Silence. A dull prick on his forearm.
“Carry that rope for me, Doc,” Edmund whispered, fading. “It’s better to forget.”
“That’s right,” the doctor said. “It’s better to forget.”
Chapter 52
Two soldiers were killed in the ambush, two were wounded, but Edmund’s team got eight insurgents thanks in part to Edmund’s intimate knowledge of the area and his quick rerouting of his troops toward the park. And even though Edmund didn’t participate in the gun battle, even though no one ever knew what happened to him in the alleyway, his men didn’t blame him for the loss of their comrades.
But Edmund couldn’t have cared less if they had. All that, his former life, was over.
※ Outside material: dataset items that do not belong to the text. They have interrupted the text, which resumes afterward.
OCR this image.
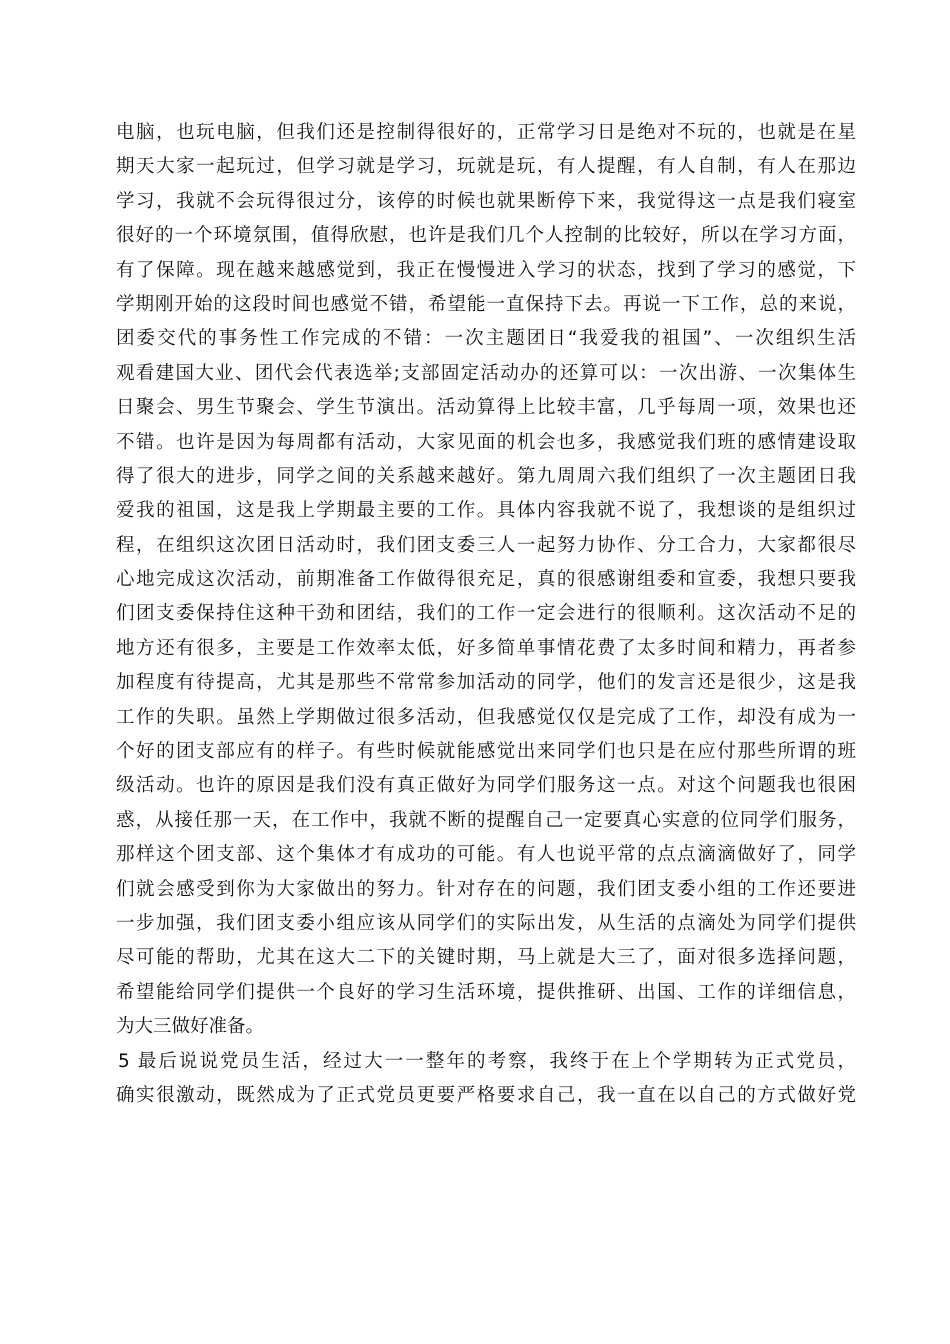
电脑，也玩电脑，但我们还是控制得很好的，正常学习日是绝对不玩的，也就是在星
期天大家一起玩过，但学习就是学习，玩就是玩，有人提醒，有人自制，有人在那边
学习，我就不会玩得很过分，该停的时候也就果断停下来，我觉得这一点是我们寝室
很好的一个环境氛围，值得欣慰，也许是我们几个人控制的比较好，所以在学习方面，
有了保障。现在越来越感觉到，我正在慢慢进入学习的状态，找到了学习的感觉，下
学期刚开始的这段时间也感觉不错，希望能一直保持下去。再说一下工作，总的来说，
团委交代的事务性工作完成的不错：一次主题团日“我爱我的祖国”、一次组织生活
观看建国大业、团代会代表选举;支部固定活动办的还算可以：一次出游、一次集体生
日聚会、男生节聚会、学生节演出。活动算得上比较丰富，几乎每周一项，效果也还
不错。也许是因为每周都有活动，大家见面的机会也多，我感觉我们班的感情建设取
得了很大的进步，同学之间的关系越来越好。第九周周六我们组织了一次主题团日我
爱我的祖国，这是我上学期最主要的工作。具体内容我就不说了，我想谈的是组织过
程，在组织这次团日活动时，我们团支委三人一起努力协作、分工合力，大家都很尽
心地完成这次活动，前期准备工作做得很充足，真的很感谢组委和宣委，我想只要我
们团支委保持住这种干劲和团结，我们的工作一定会进行的很顺利。这次活动不足的
地方还有很多，主要是工作效率太低，好多简单事情花费了太多时间和精力，再者参
加程度有待提高，尤其是那些不常常参加活动的同学，他们的发言还是很少，这是我
工作的失职。虽然上学期做过很多活动，但我感觉仅仅是完成了工作，却没有成为一
个好的团支部应有的样子。有些时候就能感觉出来同学们也只是在应付那些所谓的班
级活动。也许的原因是我们没有真正做好为同学们服务这一点。对这个问题我也很困
惑，从接任那一天，在工作中，我就不断的提醒自己一定要真心实意的位同学们服务，
那样这个团支部、这个集体才有成功的可能。有人也说平常的点点滴滴做好了，同学
们就会感受到你为大家做出的努力。针对存在的问题，我们团支委小组的工作还要进
一步加强，我们团支委小组应该从同学们的实际出发，从生活的点滴处为同学们提供
尽可能的帮助，尤其在这大二下的关键时期，马上就是大三了，面对很多选择问题，
希望能给同学们提供一个良好的学习生活环境，提供推研、出国、工作的详细信息，
为大三做好准备。
5 最后说说党员生活，经过大一一整年的考察，我终于在上个学期转为正式党员，
确实很激动，既然成为了正式党员更要严格要求自己，我一直在以自己的方式做好党
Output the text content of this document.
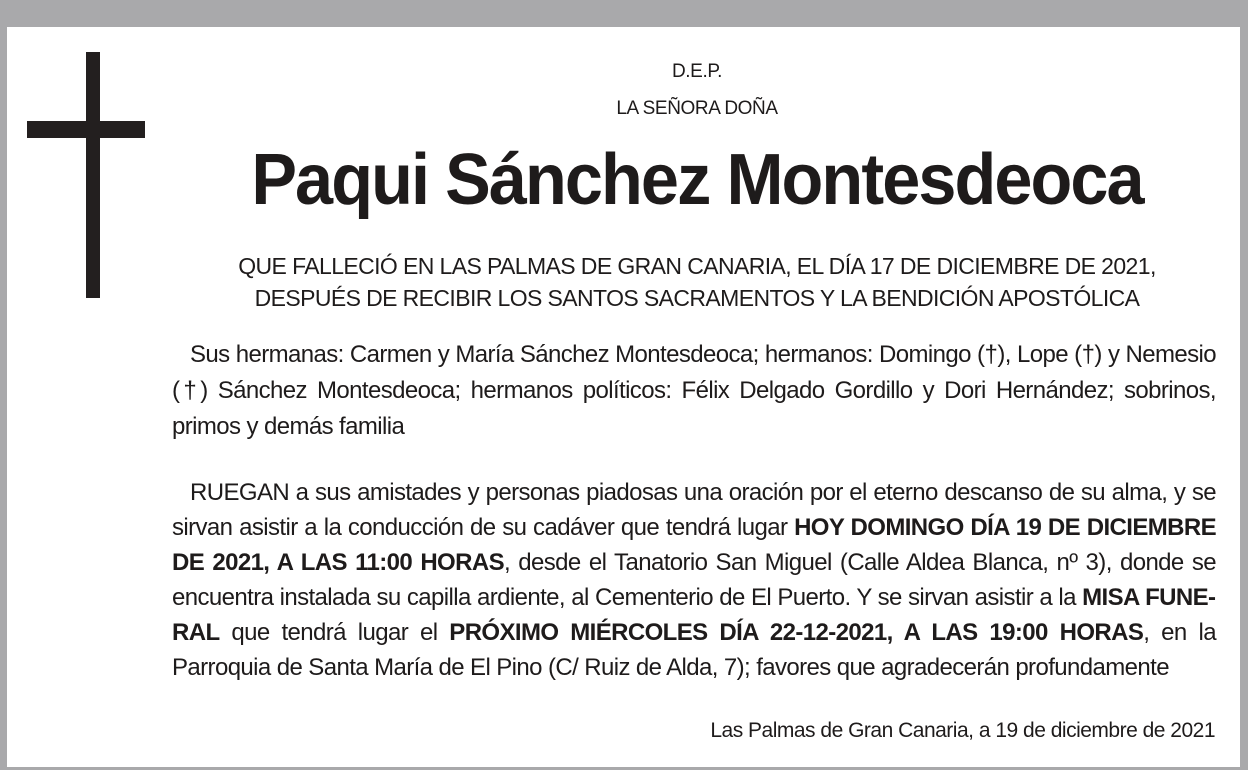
D.E.P.
LA SEÑORA DOÑA
Paqui Sánchez Montesdeoca
QUE FALLECIÓ EN LAS PALMAS DE GRAN CANARIA, EL DÍA 17 DE DICIEMBRE DE 2021,
DESPUÉS DE RECIBIR LOS SANTOS SACRAMENTOS Y LA BENDICIÓN APOSTÓLICA

Sus hermanas: Carmen y María Sánchez Montesdeoca; hermanos: Domingo (†), Lope (†) y Nemesio (†) Sánchez Montesdeoca; hermanos políticos: Félix Delgado Gordillo y Dori Hernández; sobrinos, primos y demás familia

RUEGAN a sus amistades y personas piadosas una oración por el eterno descanso de su alma, y se sirvan asistir a la conducción de su cadáver que tendrá lugar HOY DOMINGO DÍA 19 DE DICIEMBRE DE 2021, A LAS 11:00 HORAS, desde el Tanatorio San Miguel (Calle Aldea Blanca, nº 3), donde se encuentra instalada su capilla ardiente, al Cementerio de El Puerto. Y se sirvan asistir a la MISA FUNERAL que tendrá lugar el PRÓXIMO MIÉRCOLES DÍA 22-12-2021, A LAS 19:00 HORAS, en la Parroquia de Santa María de El Pino (C/ Ruiz de Alda, 7); favores que agradecerán profundamente

Las Palmas de Gran Canaria, a 19 de diciembre de 2021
All that—the Army, Iraq, war, insurgents, death—all nonsense, all meaningless to him now in comparison to his anointing.
Sergeant Edmund Lambert was given a clean bill of health but declined to speak with an Army counselor. He made two more patrols and killed one Iraqi before flying back to Fort Campbell. He never mentioned the lion or the General ever again, and never once mourned the loss of his good luck charm. The lion wanted it. The lion wanted everything. But most of all, the lion wanted him, too.
It was all so clear to him now. Indeed, the answer had been there ever since he was a child, but Edmund had simply been too stupid to see it. The General.
G-E-N-E-R-A-L
Yes, Edmund thought, if he broke apart the word General (or, wrote it on a piece of paper like his grandfather had taught him, dash-dash-dash and whatnot) and rearranged the letters, one would get Nergal with a leftover E, as in:
G-E-N-E-R-A-L = E + N-E-R-G-A-L
Or, if one preferred, on could write the equation this way:
E + N-E-R-G-A-L = G-E-N-E-R-A-L
Either way it was the same. The leftover e, of course, stood for Edmund. There could be no doubting that now. The evidence was clear, irrefutable, beyond coincidental. Edmund knew this with every fiber of his being; knew it in a way that made him feel as if he had never known anything before.
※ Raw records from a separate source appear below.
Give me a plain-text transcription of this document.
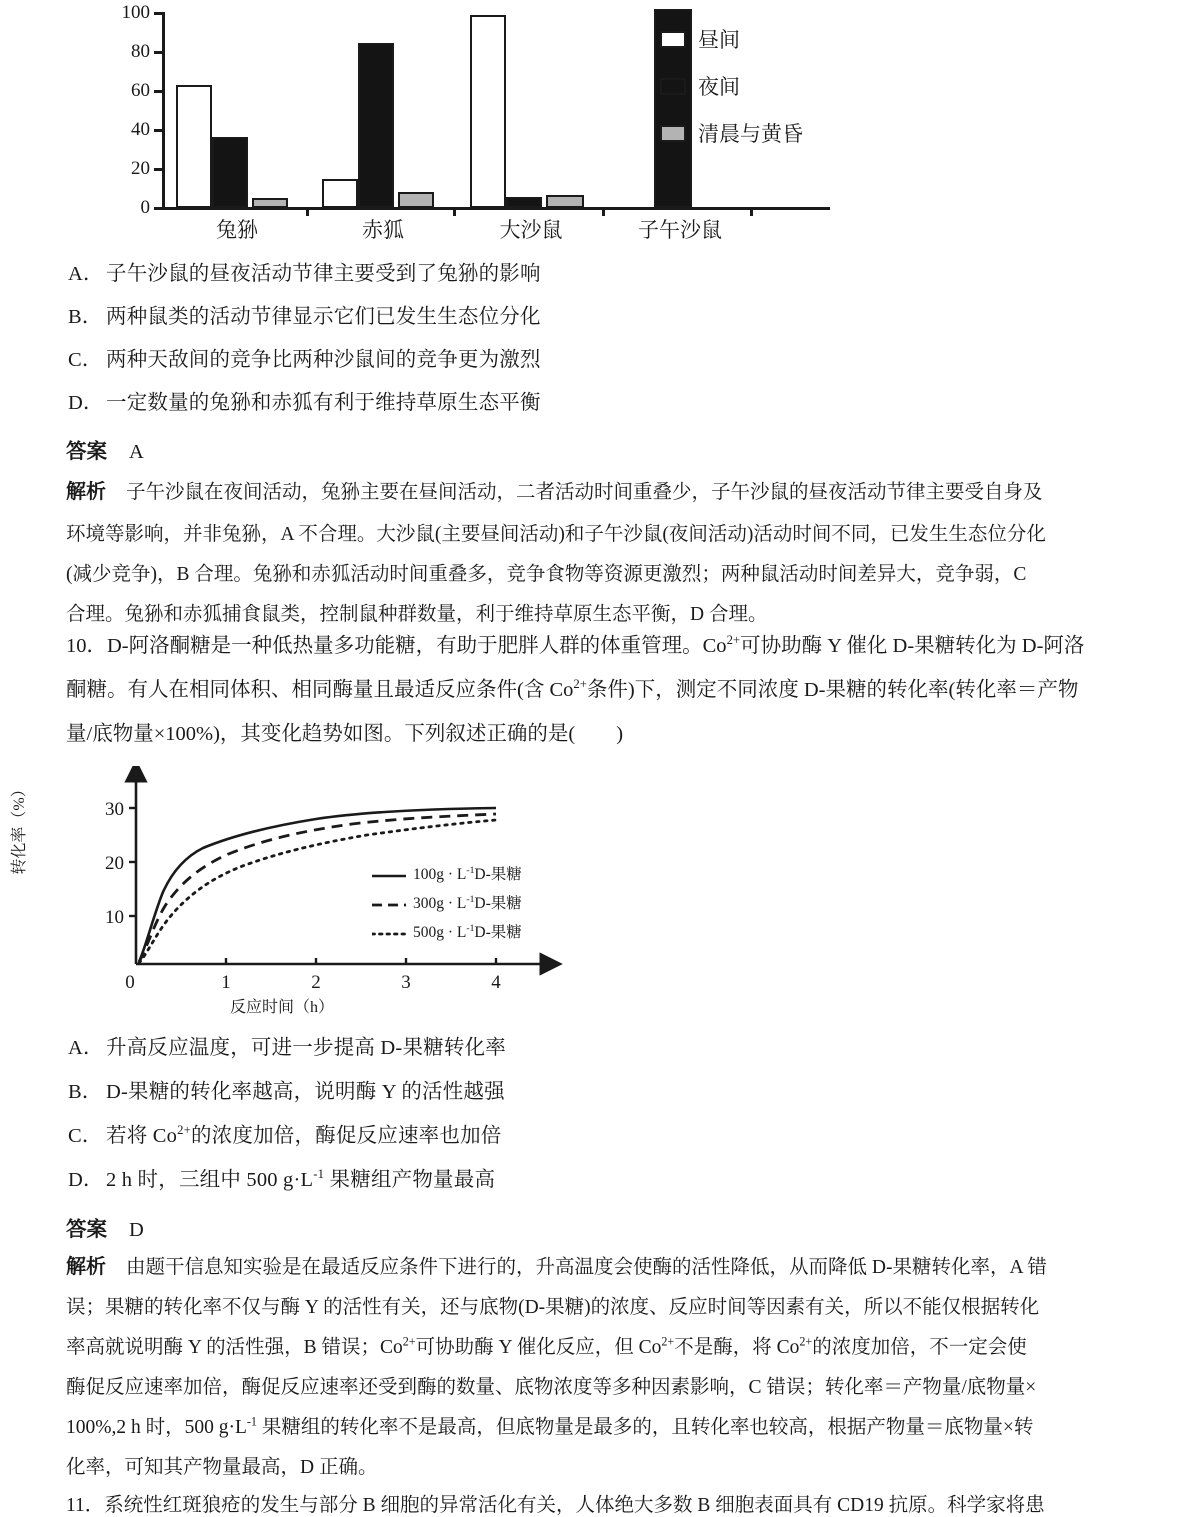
100
80
60
40
20
0
兔狲	赤狐	大沙鼠	子午沙鼠
昼间
夜间
清晨与黄昏
A． 子午沙鼠的昼夜活动节律主要受到了兔狲的影响
B． 两种鼠类的活动节律显示它们已发生生态位分化
C． 两种天敌间的竞争比两种沙鼠间的竞争更为激烈
D． 一定数量的兔狲和赤狐有利于维持草原生态平衡
答案 A
解析 子午沙鼠在夜间活动，兔狲主要在昼间活动，二者活动时间重叠少，子午沙鼠的昼夜活动节律主要受自身及
环境等影响，并非兔狲，A 不合理。大沙鼠(主要昼间活动)和子午沙鼠(夜间活动)活动时间不同，已发生生态位分化
(减少竞争)，B 合理。兔狲和赤狐活动时间重叠多，竞争食物等资源更激烈；两种鼠活动时间差异大，竞争弱，C
合理。兔狲和赤狐捕食鼠类，控制鼠种群数量，利于维持草原生态平衡，D 合理。
10．D-阿洛酮糖是一种低热量多功能糖，有助于肥胖人群的体重管理。$Co^{2+}$可协助酶 Y 催化 D-果糖转化为 D-阿洛
酮糖。有人在相同体积、相同酶量且最适反应条件(含 $Co^{2+}$条件)下，测定不同浓度 D-果糖的转化率(转化率＝产物
量/底物量×100%)，其变化趋势如图。下列叙述正确的是(　　)
转化率（%）	30
20
10
0	1	2	3	4
反应时间（h）
$100g \cdot L^{-1}D-$果糖
$300g \cdot L^{-1}D-$果糖
$500g \cdot L^{-1}D-$果糖
A． 升高反应温度，可进一步提高 D-果糖转化率
B． D-果糖的转化率越高，说明酶 Y 的活性越强
C． 若将 $Co^{2+}$的浓度加倍，酶促反应速率也加倍
D． 2 h 时，三组中 500 $g\cdot L^{-1}$ 果糖组产物量最高
答案 D
解析 由题干信息知实验是在最适反应条件下进行的，升高温度会使酶的活性降低，从而降低 D-果糖转化率，A 错
误；果糖的转化率不仅与酶 Y 的活性有关，还与底物(D-果糖)的浓度、反应时间等因素有关，所以不能仅根据转化
率高就说明酶 Y 的活性强，B 错误；$Co^{2+}$可协助酶 Y 催化反应，但 $Co^{2+}$不是酶，将 $Co^{2+}$的浓度加倍，不一定会使
酶促反应速率加倍，酶促反应速率还受到酶的数量、底物浓度等多种因素影响，C 错误；转化率＝产物量/底物量×
100%,2 h 时，500 $g\cdot L^{-1}$ 果糖组的转化率不是最高，但底物量是最多的，且转化率也较高，根据产物量＝底物量×转
化率，可知其产物量最高，D 正确。
11．系统性红斑狼疮的发生与部分 B 细胞的异常活化有关，人体绝大多数 B 细胞表面具有 CD19 抗原。科学家将患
The god Nergal had visited him in his dreams all those years ago—had bestowed upon him the code, the equation, the formula—and had since waited patiently for Edmund to understand. And how many times had he heard those words from Rally and his grandfather? Equation and formula? Ner-gal had been speaking to him all that time through the old men, too!
And now, finally, Edmund understood what the god was saying: Edmund and Nergal on one side of the equal sign, the General on the other. Yes, only with Nergal could Edmund become the General.